La verdad era que, al tocarse la cabeza, se la notaba llena de bultos. Cuando Yoren la había arrastrado a aquel callejón, pensó que iba a matarla, pero el agrio anciano se limitó a agarrarla con fuerza mientras le cortaba con la daga los mechones de cabellos revueltos y apelmazados. Recordaba cómo la brisa se había llevado los puñados de pelo castaño sucio, rodando por las piedras del pavimento, hacia el sept donde acababa de morir su padre.

—Voy a llevarme a unos cuantos hombres y muchachos de la ciudad —gruñó Yoren mientras el acero afilado le arañaba la cabeza—. No te muevas, chico.

Cuando terminó, apenas si le quedaban unos mechones desiguales en el cuero cabelludo.

Le dijo que, desde aquel momento y hasta que llegara a Invernalia, iba a ser Arry, un muchacho huérfano.

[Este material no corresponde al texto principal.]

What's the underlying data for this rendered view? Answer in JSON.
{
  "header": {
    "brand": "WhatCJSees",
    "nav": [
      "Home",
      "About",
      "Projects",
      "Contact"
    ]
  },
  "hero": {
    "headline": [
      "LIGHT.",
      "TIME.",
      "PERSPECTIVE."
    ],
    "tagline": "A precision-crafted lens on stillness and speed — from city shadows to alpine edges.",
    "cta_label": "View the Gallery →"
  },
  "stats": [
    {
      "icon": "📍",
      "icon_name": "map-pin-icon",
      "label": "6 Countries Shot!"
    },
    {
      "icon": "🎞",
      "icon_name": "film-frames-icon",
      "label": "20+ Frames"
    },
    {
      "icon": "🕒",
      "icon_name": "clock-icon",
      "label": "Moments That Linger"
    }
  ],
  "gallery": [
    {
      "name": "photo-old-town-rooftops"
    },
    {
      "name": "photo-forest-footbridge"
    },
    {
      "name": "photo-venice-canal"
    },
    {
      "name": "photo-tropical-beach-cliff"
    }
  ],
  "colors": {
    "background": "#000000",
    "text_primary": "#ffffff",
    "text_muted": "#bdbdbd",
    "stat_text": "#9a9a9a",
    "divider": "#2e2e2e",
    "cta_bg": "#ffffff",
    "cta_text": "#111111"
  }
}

—No costará mucho salir por la puerta de la ciudad, pero el camino será otra cosa. El trayecto es largo, y la compañía poco grata. Esta vez tengo a treinta hombres y chicos, todos van destinados al Muro, y no creas que se parecen en nada a tu hermano bastardo. —La sacudió por los hombros—. Lord Eddard me dejó elegir lo que quisiera de las mazmorras, y no encontré ningún joven señor. De este grupo, la mitad te entregarían a la reina en menos de lo que se tarda en escupir, a cambio del indulto y tal vez unas monedas de plata. La otra mitad haría lo mismo, sólo que antes te violarían. Así que no hables con nadie, y mea siempre entre los árboles, cuando estés a solas. Eso va a ser lo más difícil, lo de mear, así que bebe lo imprescindible.

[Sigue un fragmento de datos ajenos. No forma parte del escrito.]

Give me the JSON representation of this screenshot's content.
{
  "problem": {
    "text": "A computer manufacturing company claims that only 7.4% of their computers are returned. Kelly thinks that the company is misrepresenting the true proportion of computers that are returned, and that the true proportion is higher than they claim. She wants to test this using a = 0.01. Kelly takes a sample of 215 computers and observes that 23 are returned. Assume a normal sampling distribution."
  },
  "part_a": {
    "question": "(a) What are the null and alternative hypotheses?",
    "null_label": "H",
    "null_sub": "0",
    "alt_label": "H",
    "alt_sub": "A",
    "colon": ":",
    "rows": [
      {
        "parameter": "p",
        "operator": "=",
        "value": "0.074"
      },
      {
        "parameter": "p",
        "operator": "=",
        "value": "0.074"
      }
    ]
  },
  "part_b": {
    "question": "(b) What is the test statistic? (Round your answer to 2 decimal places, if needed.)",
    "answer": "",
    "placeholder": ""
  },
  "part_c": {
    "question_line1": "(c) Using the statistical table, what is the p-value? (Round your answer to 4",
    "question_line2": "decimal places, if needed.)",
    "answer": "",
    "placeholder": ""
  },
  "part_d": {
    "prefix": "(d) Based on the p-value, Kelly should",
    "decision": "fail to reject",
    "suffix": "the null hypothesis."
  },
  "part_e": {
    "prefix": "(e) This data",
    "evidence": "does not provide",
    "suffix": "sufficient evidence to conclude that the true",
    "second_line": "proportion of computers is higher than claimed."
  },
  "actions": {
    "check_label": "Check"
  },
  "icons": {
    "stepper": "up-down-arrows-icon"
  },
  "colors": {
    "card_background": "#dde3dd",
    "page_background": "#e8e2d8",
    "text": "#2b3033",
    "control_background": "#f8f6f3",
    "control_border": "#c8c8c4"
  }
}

Tal como había dicho, no les costó nada salir de Desembarco del Rey. Los guardias Lannister que vigilaban la puerta detenían a todo el mundo, pero Yoren llamó a uno por su nombre y les hicieron gestos para que pasaran con sus carromatos. Nadie se fijó en Arya. Estaban buscando a una niña noble, hija de la Mano del Rey, no a un muchachito flaco con el pelo mal cortado. Arya no volvió la vista atrás. Deseaba con todas sus fuerzas que el Aguasnegras subiera y barriera toda la ciudad, desde el Lecho de Pulgas a la Fortaleza Roja y el Gran Sept, todo, y también a todos, sobre todo al príncipe Joffrey y a su madre. Pero sabía que no sería así, y además Sansa seguía dentro de la ciudad y también la barrería a ella. Al recordarla, Arya se lo pensó mejor y cambió su deseo por el de llegar a Invernalia.